GROUP BY is the normal way you "strip out values that are the same". If you group by ID and Date, you will get one row in your result for each distinct pair of values in those two columns. Each row in the results represents ALL the rows in the underlying table, and aggregate functions like MIN, MAX, etc. can pull out values.
SELECT id, date, MAX(owes) as MaxOwes, MIN(owes) as minOwes
FROM myFavoriteTable
GROUP BY id, date
In SQL Server 2005 there are "windowing functions" that allow you to use aggregate functions on groups of records, without grouping. An example below. You will get one row for each row in the table:
SELECT id, date, owes,
MAX(Owes) over (PARTITION BY select, id) AS MaxOwes,
MIN(Owes) over (PARTITION BY select, id) AS MinOwes
FROM myfavoriteTable
If you name a column "MinOwes" it might sound like you're just fishing tho.

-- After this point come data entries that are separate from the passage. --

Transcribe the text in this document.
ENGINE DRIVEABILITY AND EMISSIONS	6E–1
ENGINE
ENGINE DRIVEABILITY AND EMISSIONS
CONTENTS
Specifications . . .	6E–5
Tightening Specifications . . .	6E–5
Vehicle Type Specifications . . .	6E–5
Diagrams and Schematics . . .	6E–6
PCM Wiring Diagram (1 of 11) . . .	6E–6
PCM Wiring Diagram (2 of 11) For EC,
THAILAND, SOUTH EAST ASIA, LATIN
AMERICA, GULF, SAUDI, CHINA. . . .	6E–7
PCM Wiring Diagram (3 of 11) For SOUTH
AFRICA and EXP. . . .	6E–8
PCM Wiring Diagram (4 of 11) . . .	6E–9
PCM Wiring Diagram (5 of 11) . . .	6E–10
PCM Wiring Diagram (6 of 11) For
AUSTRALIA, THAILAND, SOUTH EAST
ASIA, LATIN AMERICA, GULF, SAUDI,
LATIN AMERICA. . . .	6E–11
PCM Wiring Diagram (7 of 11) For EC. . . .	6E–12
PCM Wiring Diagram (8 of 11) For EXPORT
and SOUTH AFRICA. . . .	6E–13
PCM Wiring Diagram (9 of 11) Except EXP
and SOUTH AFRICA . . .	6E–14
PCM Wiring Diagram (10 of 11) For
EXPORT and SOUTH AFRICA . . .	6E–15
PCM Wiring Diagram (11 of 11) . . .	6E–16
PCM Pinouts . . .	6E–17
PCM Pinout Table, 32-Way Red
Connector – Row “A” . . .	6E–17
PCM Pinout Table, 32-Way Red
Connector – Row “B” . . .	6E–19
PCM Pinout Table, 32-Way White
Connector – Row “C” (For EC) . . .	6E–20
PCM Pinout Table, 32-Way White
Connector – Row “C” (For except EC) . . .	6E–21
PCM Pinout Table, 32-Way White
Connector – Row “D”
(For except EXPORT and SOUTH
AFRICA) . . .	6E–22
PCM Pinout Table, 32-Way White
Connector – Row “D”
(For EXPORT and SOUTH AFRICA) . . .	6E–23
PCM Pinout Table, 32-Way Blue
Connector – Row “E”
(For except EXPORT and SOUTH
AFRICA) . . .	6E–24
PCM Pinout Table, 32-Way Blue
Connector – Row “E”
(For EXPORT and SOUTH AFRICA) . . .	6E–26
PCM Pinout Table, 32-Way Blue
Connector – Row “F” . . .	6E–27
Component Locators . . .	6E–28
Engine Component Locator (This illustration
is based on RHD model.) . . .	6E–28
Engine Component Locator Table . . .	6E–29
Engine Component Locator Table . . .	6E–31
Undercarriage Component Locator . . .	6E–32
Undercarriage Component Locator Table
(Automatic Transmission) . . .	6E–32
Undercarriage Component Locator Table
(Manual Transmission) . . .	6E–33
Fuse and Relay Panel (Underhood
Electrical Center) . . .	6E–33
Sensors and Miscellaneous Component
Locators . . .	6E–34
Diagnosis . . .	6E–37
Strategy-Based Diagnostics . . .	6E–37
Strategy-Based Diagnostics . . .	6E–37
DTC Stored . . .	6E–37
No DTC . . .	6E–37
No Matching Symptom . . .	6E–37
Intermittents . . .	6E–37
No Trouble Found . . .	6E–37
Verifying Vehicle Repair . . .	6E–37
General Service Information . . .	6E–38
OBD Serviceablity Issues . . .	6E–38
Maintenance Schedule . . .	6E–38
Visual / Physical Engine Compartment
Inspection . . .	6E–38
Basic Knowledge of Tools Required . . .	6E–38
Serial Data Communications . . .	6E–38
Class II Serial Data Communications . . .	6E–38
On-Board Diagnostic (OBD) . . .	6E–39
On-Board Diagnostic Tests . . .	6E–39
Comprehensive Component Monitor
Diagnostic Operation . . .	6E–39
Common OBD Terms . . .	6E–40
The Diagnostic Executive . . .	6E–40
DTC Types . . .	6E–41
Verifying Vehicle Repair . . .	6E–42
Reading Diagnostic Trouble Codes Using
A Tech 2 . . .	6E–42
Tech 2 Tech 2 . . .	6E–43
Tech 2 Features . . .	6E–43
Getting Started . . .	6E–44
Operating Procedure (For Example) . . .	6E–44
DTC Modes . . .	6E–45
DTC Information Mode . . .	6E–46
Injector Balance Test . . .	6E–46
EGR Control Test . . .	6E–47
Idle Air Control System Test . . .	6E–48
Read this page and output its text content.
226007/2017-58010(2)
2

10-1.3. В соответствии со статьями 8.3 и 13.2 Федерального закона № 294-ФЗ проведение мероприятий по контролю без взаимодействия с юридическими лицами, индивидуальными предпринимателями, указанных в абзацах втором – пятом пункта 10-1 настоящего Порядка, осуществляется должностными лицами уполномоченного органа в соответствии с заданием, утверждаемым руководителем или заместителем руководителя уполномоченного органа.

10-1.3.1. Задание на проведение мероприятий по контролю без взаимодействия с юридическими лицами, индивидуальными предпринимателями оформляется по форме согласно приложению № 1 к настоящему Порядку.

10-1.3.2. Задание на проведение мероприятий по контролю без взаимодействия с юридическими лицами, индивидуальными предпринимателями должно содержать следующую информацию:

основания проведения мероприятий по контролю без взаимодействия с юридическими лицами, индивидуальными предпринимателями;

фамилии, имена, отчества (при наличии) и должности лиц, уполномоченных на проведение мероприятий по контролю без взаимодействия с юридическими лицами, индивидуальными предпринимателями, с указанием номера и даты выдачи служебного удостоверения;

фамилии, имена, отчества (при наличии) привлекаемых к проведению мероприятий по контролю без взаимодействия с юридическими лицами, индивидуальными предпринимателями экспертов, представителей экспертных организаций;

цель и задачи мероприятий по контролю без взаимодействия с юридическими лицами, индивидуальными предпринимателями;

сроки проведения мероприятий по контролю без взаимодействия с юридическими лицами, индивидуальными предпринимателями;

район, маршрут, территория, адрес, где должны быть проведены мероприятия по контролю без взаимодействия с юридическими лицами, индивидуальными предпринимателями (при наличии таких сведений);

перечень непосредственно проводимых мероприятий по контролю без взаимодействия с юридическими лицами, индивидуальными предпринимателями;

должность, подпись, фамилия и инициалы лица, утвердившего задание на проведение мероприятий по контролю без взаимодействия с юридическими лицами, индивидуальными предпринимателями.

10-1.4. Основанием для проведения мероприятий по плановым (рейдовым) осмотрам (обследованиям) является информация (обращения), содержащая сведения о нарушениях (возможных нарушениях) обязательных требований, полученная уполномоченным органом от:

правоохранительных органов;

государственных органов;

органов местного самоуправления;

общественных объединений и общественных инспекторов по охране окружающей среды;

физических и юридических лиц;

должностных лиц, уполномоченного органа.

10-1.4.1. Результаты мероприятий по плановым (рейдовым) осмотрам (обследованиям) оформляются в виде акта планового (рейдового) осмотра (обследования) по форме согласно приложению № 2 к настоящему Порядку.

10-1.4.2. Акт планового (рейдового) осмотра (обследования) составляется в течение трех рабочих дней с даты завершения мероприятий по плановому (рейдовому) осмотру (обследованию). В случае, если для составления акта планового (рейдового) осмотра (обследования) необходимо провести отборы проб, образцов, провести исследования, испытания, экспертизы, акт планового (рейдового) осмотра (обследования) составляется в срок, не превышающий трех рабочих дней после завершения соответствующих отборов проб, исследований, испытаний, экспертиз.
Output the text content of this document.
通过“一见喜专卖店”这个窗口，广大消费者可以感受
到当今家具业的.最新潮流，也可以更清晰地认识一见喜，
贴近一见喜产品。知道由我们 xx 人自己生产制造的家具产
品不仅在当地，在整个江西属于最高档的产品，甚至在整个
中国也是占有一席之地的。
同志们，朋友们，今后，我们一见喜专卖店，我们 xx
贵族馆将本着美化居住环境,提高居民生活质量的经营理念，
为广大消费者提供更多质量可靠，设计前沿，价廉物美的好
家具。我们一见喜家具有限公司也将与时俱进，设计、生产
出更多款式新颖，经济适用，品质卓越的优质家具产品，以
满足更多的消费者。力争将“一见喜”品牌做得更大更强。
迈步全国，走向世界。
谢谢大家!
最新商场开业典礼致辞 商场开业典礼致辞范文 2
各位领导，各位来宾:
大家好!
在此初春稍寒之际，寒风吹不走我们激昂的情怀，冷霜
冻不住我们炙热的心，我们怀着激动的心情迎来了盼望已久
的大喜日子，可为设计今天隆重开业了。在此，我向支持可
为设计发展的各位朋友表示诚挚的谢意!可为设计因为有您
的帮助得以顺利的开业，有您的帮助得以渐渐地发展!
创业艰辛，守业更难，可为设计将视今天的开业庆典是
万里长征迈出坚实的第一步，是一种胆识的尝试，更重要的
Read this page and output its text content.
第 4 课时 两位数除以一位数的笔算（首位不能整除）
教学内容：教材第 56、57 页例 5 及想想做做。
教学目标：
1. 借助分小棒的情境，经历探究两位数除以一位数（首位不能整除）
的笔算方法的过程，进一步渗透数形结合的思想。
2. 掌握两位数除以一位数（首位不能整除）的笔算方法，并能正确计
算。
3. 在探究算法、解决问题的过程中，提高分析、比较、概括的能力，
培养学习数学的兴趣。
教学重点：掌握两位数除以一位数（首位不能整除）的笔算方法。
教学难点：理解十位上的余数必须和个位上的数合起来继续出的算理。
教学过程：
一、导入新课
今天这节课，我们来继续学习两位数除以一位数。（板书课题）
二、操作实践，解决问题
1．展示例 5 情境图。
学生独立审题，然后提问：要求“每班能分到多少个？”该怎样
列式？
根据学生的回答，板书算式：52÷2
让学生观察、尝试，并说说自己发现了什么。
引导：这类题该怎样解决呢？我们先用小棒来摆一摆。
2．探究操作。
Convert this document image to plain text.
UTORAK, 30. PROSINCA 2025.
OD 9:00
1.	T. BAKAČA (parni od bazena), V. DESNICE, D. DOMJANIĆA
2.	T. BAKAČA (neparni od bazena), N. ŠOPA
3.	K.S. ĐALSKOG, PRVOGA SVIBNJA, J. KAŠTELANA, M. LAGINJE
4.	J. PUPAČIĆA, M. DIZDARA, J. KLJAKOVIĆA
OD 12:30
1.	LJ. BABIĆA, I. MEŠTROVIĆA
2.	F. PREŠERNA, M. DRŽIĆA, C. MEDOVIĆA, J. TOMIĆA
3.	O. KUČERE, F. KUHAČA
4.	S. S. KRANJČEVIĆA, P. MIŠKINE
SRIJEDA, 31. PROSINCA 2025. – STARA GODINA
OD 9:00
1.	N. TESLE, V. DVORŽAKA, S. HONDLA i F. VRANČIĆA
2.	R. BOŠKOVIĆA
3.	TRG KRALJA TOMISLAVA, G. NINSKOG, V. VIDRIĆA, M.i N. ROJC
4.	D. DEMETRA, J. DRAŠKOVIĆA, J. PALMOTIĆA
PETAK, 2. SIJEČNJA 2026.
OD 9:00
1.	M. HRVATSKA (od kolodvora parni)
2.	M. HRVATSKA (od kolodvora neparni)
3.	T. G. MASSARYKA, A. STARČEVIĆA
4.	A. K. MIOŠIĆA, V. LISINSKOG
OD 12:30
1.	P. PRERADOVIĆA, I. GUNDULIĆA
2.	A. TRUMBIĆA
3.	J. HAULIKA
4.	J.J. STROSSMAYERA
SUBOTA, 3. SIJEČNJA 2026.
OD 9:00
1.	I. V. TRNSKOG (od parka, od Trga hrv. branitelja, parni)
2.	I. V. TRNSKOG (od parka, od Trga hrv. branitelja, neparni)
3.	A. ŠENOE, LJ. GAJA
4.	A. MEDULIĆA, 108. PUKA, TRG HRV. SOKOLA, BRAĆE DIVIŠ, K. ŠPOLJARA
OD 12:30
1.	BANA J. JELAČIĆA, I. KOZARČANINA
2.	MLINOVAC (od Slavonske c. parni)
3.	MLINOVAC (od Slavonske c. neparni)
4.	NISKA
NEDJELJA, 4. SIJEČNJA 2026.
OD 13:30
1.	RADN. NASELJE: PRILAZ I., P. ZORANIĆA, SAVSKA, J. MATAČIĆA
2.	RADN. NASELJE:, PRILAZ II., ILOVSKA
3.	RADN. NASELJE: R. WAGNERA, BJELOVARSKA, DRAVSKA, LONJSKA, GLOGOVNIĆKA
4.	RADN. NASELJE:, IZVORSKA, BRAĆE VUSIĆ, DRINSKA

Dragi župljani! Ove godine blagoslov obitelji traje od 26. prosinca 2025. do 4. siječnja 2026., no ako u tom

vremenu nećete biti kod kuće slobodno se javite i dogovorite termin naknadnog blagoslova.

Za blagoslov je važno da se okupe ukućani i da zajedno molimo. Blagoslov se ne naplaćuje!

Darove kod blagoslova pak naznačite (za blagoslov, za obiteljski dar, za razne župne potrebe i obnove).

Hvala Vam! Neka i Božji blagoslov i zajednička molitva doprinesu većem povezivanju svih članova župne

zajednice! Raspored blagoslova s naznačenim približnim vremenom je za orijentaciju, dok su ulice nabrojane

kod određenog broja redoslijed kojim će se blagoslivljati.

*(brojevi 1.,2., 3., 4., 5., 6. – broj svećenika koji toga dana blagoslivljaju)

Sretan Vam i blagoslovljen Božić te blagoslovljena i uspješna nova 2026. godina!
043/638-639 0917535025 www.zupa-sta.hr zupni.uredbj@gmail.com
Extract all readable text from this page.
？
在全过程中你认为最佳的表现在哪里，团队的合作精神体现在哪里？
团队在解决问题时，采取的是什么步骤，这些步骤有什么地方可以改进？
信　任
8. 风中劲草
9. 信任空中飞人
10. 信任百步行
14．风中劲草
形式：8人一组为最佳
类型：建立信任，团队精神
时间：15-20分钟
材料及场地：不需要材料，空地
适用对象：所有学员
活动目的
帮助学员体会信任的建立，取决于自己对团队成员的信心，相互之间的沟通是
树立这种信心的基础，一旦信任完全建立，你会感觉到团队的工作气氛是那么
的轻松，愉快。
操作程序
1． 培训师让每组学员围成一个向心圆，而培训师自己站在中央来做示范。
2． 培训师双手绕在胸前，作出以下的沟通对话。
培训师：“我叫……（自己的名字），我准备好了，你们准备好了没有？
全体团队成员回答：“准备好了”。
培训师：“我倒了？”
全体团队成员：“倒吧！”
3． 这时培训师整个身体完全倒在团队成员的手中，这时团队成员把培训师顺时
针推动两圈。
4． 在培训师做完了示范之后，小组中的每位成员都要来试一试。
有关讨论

If you want to group by date you can't also group by ID, too, because ID is probably unique. Try:
Select ,Date
,Min(Owed) AS min_date
,Max(Owed) AS max_date
From #Temp
Group by Date
Order By Date
To get additional values from the row (your question is a bit vague there), you could utilize window functions:
SELECT DISTINCT
,Date
,first_value(ID) OVER (PARTITION BY Date ORDER BY Owed) AS min_owed_ID
,last_value(ID) OVER (PARTITION BY Date ORDER BY Owed) AS max_owed_ID
,first_value(Owed) OVER (PARTITION BY Date ORDER BY Owed) AS min_owed
,last_value(Owed) OVER (PARTITION BY Date ORDER BY Owed) AS max_owed
FROM #Temp
ORDER BY Date;